E’ stato necessario un lungo lavoro per assemblare il volume – si legge nella nota diffusa alla stampa – e concepire una mostra globale; mettere insieme carte, ritagli di giornali; decifrare grafie, trascrivere articoli, selezionare interventi. “Oro Petrolio Alchimie” è una specie di “tourbook” di un pittore composto da ininterrotti dialoghi, foto, documenti, testimonianze che consentono di conoscere più da vicino Giuseppe Leone e il suo sguardo sul mondo.

Non si tratta solo di un pittore, ma di un artista che ha maturato in sé e con sé forti accenti, passando per la poesia, l’antropologia culturale, la psicanalisi, il mito, in un succedersi continuo di cicli dove il colore e la parola sono diventati di volta in volta materia, specchio, richiamo.

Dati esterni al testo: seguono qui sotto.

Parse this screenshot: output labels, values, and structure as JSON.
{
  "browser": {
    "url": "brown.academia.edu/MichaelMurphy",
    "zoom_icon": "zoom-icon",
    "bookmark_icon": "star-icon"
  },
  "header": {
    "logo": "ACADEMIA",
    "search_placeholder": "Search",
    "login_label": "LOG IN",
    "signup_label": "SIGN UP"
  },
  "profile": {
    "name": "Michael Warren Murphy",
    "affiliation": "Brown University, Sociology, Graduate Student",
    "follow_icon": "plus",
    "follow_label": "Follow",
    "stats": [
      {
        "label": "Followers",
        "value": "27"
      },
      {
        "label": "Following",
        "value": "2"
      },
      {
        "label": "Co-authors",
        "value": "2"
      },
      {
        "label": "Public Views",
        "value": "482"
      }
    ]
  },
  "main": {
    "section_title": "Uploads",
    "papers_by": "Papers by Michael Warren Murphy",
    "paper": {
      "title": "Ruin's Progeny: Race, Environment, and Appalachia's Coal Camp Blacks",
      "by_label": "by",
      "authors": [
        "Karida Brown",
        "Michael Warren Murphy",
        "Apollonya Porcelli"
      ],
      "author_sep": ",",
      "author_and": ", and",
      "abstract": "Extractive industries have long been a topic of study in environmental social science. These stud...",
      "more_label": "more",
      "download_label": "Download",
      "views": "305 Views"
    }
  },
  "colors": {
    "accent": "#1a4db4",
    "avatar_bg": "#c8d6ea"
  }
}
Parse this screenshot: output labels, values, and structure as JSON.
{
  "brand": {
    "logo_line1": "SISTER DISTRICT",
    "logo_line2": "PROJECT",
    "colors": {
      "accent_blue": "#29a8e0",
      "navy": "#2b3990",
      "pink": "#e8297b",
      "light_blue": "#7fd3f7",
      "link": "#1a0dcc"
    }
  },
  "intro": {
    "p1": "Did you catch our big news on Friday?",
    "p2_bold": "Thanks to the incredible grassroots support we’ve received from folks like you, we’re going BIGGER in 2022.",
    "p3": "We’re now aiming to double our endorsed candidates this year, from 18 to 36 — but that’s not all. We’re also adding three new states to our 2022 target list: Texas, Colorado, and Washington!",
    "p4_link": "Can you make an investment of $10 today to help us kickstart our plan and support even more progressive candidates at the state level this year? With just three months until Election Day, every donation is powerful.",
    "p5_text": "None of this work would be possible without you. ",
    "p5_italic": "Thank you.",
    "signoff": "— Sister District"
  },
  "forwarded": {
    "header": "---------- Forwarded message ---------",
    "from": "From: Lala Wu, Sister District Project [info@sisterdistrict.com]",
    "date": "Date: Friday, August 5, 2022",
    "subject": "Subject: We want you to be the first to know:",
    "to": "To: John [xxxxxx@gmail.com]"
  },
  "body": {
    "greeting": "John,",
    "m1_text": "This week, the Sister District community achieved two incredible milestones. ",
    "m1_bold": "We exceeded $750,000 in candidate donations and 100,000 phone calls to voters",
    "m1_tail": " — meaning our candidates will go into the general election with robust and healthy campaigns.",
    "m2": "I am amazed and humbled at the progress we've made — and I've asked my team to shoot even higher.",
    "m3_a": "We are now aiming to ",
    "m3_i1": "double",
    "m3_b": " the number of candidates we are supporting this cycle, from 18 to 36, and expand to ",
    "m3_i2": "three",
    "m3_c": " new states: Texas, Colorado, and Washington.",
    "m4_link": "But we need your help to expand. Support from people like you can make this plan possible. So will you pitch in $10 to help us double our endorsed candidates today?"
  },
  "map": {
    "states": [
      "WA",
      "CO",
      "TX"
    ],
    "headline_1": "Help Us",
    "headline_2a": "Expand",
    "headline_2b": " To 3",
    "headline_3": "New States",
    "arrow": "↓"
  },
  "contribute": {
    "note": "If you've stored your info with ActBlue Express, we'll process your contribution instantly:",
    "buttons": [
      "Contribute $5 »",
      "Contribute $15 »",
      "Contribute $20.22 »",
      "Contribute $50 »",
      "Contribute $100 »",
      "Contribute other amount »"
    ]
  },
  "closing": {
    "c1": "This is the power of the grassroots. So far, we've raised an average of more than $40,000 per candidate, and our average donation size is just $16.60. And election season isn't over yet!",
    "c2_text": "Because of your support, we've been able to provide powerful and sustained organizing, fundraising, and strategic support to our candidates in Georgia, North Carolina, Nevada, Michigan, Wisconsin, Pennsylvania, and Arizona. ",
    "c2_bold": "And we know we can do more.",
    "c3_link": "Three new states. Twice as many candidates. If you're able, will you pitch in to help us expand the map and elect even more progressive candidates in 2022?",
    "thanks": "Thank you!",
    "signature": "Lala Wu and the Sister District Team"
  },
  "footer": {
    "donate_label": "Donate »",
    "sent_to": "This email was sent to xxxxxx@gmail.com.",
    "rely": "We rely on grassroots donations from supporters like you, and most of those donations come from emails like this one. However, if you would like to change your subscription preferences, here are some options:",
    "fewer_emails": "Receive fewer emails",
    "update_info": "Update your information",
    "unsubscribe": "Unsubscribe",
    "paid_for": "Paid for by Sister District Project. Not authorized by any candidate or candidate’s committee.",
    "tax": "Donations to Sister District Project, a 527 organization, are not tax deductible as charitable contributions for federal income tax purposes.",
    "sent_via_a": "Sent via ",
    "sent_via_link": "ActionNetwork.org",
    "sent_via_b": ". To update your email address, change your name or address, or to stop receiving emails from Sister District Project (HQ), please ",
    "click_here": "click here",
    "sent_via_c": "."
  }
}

Un documento che è anche una sorta di prontuario culturale; un libro di viaggi, un diario di bordo attraverso cui ricostruire tendenze, modi di esprimersi, linguaggi, idee, un racconto a più voci, in cui probabilmente c’è Peppe, prima di Leone. Non è questa solo la cifra confidenziale, il nome con cui tutti l’hanno conosciuto e lo continuano a chiamare; quanto l’esempio dell’ umiltà con cui egli si pone sempre in ascolto verso l’altro: il suo interlocutore, il suo critico, il suo allievo, il suo lettore. “Dipingi Giuseppe, conservami la Luna”, scriveva infatti Michele Sovente che per anni lavorò con lui in un’opera di scavo interiore e di confronto, negli anni fulgidi e intensi di una città “borderline” come Napoli dove cronaca e memoria affollavano i loro archetipi. In 250 pagine in cui i profili hanno un nome (e sono tantissimi, più di quaranta: da quello di Bruno Corà a quello di Luciano Caramel, da Michele Sovente ad Arnoldo Mosca Mondadori, da Luciano Caruso a Vitaliano Corbi,da Michele Buonuomo ad Arcangelo Izzo,a Massimo Bignardi fino a Fabio Donato autore di scatti, che permettono alle pagine di conoscere un nuovo spazio) si ritrovano allora i sentimenti del tempo e del custodire, del naturale modo di condividere che l’arte di Leone è sempre riuscita a fare sul crocevia culturale della sperimentazione e dell’incontro tra inconscio e magia. Un libro quindi non fatto per sé stessi, ma per gli altri e con gli altri, in cui Giuseppe Leone viene fuori sia direttamente che indirettamente, ma sempre senza nessuno sforzo, in maniera nitida, magnetica, unica come del resto è lui: un Salgari dell’arte visiva che – come capitò al famoso scrittore di narrare dell’India senza esservi mai stato – con le sue opere, i suoi colori, le sue installazioni in qualche modo narra e ricostruisce aneddoti, vissuti, esperienze profonde e complesse. E questo non fa altro che dimostrare – qualora ce ne fosse ancora bisogno – la sua capacità di ascoltare sia le persone che le storie, e il suo sorprendente modo di leggere i fatti e gli avvenimenti intorno a noi. Non a caso il libro è dedicato “a tutte quelle persone che hanno fatto di me ciò che sono”. Un’opera quindi che affascina, incuriosisce. E che-dopo essersi fatta sfogliare o leggere- lascia curiosi. Questa curiosità che Leone è riuscito ad accendere è il segno appunto che il volume è riuscito bene, come la bolla sul braccio è il segno che il vaccino “ha preso”.